Я бы не сильно расстроился, если бы единственным рождественским подарком мне стал здоровый сон, а со странным мужчиной в накладной бороде предпочел бы и вовсе не встречаться. Чем больше расстояние между нами, тем лучше, и я вновь ощущаю тревогу, когда отец останавливается прямо на дороге.

– Разве мы не пойдем в нашу церковь? – спрашивает мать.

– У нас нет времени, Сандра. Подойдет и эта.

Она разочарованно фыркает, когда он тормозит возле простой часовенки, которую вполне можно охарактеризовать словами «бетонная палатка с крестиком наверху». В резных окошках из цветного стекла теплится свет. Мать хлопает в ладоши:

– Ой, еще как подойдет! Ты что, заранее это подстроил?

Поначалу я не понимаю, чего это она так резко сменила гнев на милость, а потом вижу, что на указателе написано «Церковь Святого Симона». Ну, Симон и Симон – особого повода веселиться нет, но даже отец позволяет себе улыбку.

– Побежали! – подзадоривает Марка моя мать. – Ты же не хочешь превратиться в тыкву?

Хоть я и понимаю, что она имеет в виду Золушку и ее полуночные метаморфозы, у меня все равно появляется мысль об ухмыляющихся хэллоуинских тыквах. Воображение распаляется и подсовывает мне следующий неаппетитный образ – голова Марка раздувается как тыква, его фирменная улыбочка расползается до соответствующих размеров.

Моя мать быстренько дохрамывает до открытой двери. Мы, всяк по-своему, нагоняем ее. Снаружи дверь украшена какими-то древними листовками, слишком пестрыми для церкви. Не успеваю я прочитать, что написано хоть на одной из них, мать подталкивает меня, и я буквально влетаю внутрь.

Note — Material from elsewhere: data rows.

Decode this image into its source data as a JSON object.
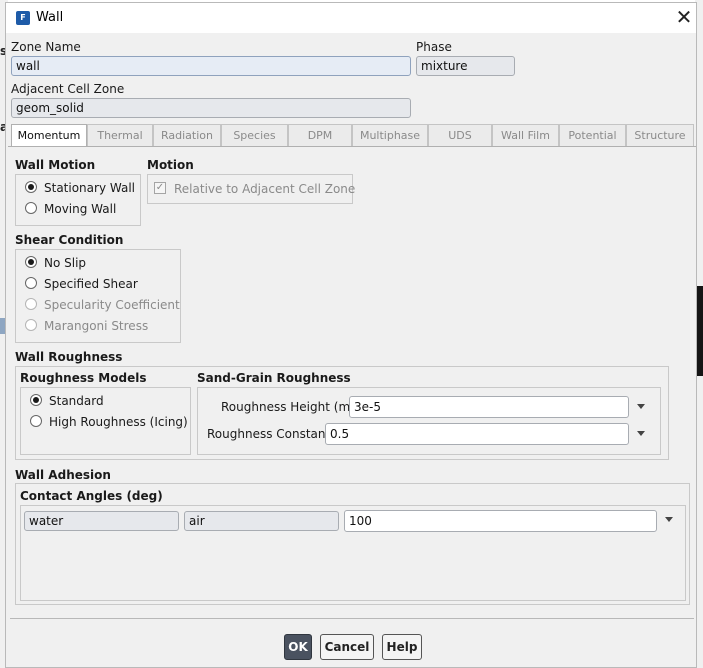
{
  "window": {
    "title": "Wall",
    "app_icon_letter": "F"
  },
  "background_glyphs": [
    "st",
    "a"
  ],
  "zone_name": {
    "label": "Zone Name",
    "value": "wall"
  },
  "phase": {
    "label": "Phase",
    "value": "mixture"
  },
  "adjacent_cell_zone": {
    "label": "Adjacent Cell Zone",
    "value": "geom_solid"
  },
  "tabs": [
    {
      "label": "Momentum",
      "active": true
    },
    {
      "label": "Thermal"
    },
    {
      "label": "Radiation"
    },
    {
      "label": "Species"
    },
    {
      "label": "DPM"
    },
    {
      "label": "Multiphase"
    },
    {
      "label": "UDS"
    },
    {
      "label": "Wall Film"
    },
    {
      "label": "Potential"
    },
    {
      "label": "Structure"
    }
  ],
  "wall_motion": {
    "title": "Wall Motion",
    "options": [
      {
        "label": "Stationary Wall",
        "selected": true
      },
      {
        "label": "Moving Wall",
        "selected": false
      }
    ]
  },
  "motion": {
    "title": "Motion",
    "relative_checkbox": {
      "label": "Relative to Adjacent Cell Zone",
      "checked": true,
      "enabled": false
    }
  },
  "shear_condition": {
    "title": "Shear Condition",
    "options": [
      {
        "label": "No Slip",
        "selected": true,
        "enabled": true
      },
      {
        "label": "Specified Shear",
        "selected": false,
        "enabled": true
      },
      {
        "label": "Specularity Coefficient",
        "selected": false,
        "enabled": false
      },
      {
        "label": "Marangoni Stress",
        "selected": false,
        "enabled": false
      }
    ]
  },
  "wall_roughness": {
    "title": "Wall Roughness",
    "models_title": "Roughness Models",
    "models": [
      {
        "label": "Standard",
        "selected": true
      },
      {
        "label": "High Roughness (Icing)",
        "selected": false
      }
    ],
    "sand_grain_title": "Sand-Grain Roughness",
    "height": {
      "label": "Roughness Height (m)",
      "value": "3e-5"
    },
    "constant": {
      "label": "Roughness Constant",
      "value": "0.5"
    }
  },
  "wall_adhesion": {
    "title": "Wall Adhesion",
    "contact_angles_title": "Contact Angles (deg)",
    "row": {
      "phase1": "water",
      "phase2": "air",
      "value": "100"
    }
  },
  "buttons": {
    "ok": "OK",
    "cancel": "Cancel",
    "help": "Help"
  }
}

– Начинается! – шепотом сообщает она.

Две фигуры в монашеских одеждах – одна широкая, а другая раза в два поменьше, идут по проходу к алтарю, установленному в центре часовни. Скамьи по обеим сторонам прохода ломятся от паствы. Мать хлопает меня по плечу и указывает на задний ряд. Меня уже успели разок окропить, и я автоматически крещусь. Марк следует за мной по пятам, и вскоре мы рядком садимся на скамью, где кроме нас пристроилась еще одна полная женщина, скрывающая лицо платком. Взяв черные книжечки с выступов перед нами, мы обращаем лица к священнику, и тот произносит:

– Вот иду я к алтарю Божьему.

Мы на полночной мессе – мама решила таким образом приобщить Марка. В его возрасте и меня таскали по церквям, но большая часть этих впечатлений уже забылась – хотя при виде паствы, тянущейся к свету, словно в надежде изгнать собственную тьму, в памяти что-то зашевелилось. Разве божественная концепция не слишком сложное понятие для маленького ребенка? Но священник выступает живо – вот только, каким бы радостным ни было для него это празднество, неужели ему действительно нужно так широко улыбаться? Странно, раньше святые отцы казались смиреннее – какой-то современный подход? Выглядит на самом деле неприятно, словно святого отца охватило безумие. И его неутомимый голос, очень высокий, почти женский, только усиливает жуть. Я открываю молитвенник, надеясь, что воспоминания о церемонии отвлекут меня от этого зрелища.